STARVING THE GOVERNMENT….This is weird. Yesterday I wrote about the conservative (or neoconservative?) idea that large budget deficits are actually a good thing because they starve the government and eventually force cutbacks in social programs. I honestly didn’t think of this as especially controversial, but rather as a fairly orthodox part of conservative doctrine these days. By chance, however, Paul Krugman wrote about the same thing yesterday and here’s what James Taranto ? in full sarcasm mode ? had to say about this in the Wall Street Journal:
Well, heck. We’re all in favor of cutting spending on social programs, especially popular ones (shared sacrifice and all that), but we’d have more faith that this is what Republicans plan to do if government spending weren’t increasing while they control the White House and both houses of Congress. This “starve the government” stuff seems to be the latest in a series of Democratic delusions: the “stolen election,” the “neocon conspiracy,” “unilateral war in Iraq,” “questioning John Kerry’s patriotism,” etc. The partisan left puts these crazy ideas forward with such regularity and intensity that it almost seems to arise from a medical condition of some sort.
A “Democratic delusion”? Let’s go to the tape. Here is former Reagan staffer Bruce Bartlett in the LA Times on Sunday:
As he was thinking about what this new economic policy might be, [Irving] Kristol came in contact with Jude Wanniski, then an editorial writer for the Wall Street Journal, who was intrigued by some new ideas about tax cutting advocated by economists Arthur Laffer and Robert Mundell.

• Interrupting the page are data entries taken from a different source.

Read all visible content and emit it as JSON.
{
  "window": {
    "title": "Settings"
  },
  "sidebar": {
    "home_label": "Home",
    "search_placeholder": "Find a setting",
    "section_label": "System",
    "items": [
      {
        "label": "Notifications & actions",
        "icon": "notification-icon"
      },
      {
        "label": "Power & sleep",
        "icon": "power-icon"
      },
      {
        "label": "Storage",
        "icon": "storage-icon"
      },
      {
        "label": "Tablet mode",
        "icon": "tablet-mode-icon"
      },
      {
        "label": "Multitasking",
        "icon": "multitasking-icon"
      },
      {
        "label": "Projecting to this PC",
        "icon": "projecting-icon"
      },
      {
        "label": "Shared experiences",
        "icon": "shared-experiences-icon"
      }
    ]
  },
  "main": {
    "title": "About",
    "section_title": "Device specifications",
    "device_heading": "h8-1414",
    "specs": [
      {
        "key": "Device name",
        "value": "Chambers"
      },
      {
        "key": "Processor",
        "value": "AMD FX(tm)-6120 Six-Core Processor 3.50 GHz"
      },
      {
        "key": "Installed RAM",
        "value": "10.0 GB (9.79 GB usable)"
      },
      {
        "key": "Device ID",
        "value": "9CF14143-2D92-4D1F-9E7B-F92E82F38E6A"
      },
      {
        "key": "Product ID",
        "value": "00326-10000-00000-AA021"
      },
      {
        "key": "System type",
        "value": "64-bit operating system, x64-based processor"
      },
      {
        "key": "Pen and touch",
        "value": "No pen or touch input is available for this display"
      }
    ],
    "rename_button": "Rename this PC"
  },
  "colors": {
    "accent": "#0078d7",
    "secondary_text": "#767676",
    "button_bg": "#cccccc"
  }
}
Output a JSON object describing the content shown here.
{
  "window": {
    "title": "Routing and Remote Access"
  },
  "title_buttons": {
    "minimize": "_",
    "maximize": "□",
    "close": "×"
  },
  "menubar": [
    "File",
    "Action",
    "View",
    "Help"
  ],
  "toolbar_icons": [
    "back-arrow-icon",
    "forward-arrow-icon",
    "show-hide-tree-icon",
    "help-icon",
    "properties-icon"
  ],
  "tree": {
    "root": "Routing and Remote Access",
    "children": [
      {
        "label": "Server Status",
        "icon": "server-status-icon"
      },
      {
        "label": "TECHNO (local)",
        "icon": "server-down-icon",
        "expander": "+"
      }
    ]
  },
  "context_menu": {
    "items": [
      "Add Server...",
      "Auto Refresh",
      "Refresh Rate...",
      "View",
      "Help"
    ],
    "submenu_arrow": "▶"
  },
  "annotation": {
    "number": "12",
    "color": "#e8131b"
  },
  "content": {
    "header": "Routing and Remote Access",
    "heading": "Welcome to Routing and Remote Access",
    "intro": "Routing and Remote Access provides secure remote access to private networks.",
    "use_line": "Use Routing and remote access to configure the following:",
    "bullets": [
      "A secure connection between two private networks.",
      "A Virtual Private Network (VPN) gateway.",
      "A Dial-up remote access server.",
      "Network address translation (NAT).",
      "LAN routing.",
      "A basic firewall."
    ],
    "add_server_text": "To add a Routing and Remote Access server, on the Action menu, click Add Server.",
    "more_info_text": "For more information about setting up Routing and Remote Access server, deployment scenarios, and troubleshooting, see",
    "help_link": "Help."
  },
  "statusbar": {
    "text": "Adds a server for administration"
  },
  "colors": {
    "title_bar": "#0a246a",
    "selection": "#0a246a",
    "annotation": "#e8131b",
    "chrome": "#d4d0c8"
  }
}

….When California’s Proposition 13 came along in 1978, Kristol saw another way in which tax cutting was useful. By denying government its fuel, tax cuts forced politicians to cut spending. In this sense, supply-side economics echoed the thinking of conservative economist Milton Friedman, who wrote in a 1978 column that “the only effective way to restrain government spending is by limiting government’s explicit tax revenue ? just as a limited income is the only effective restraint on any individual’s or family’s spending.”
….Starving the beast and increasing incentives for work, saving and investment are still good reasons to cut taxes today.
So let’s see, in just this one article we have Bruce Bartlett, Irving Kristol, Jude Wanniski, and Milton Friedman all buying into this idea. And when they talk about “starving” the government, I’m pretty sure they aren’t talking about cutting back on military spending.
I think Taranto is the one who must be suffering from a medical condition of some kind. I’ll leave it up to you to figure out which one.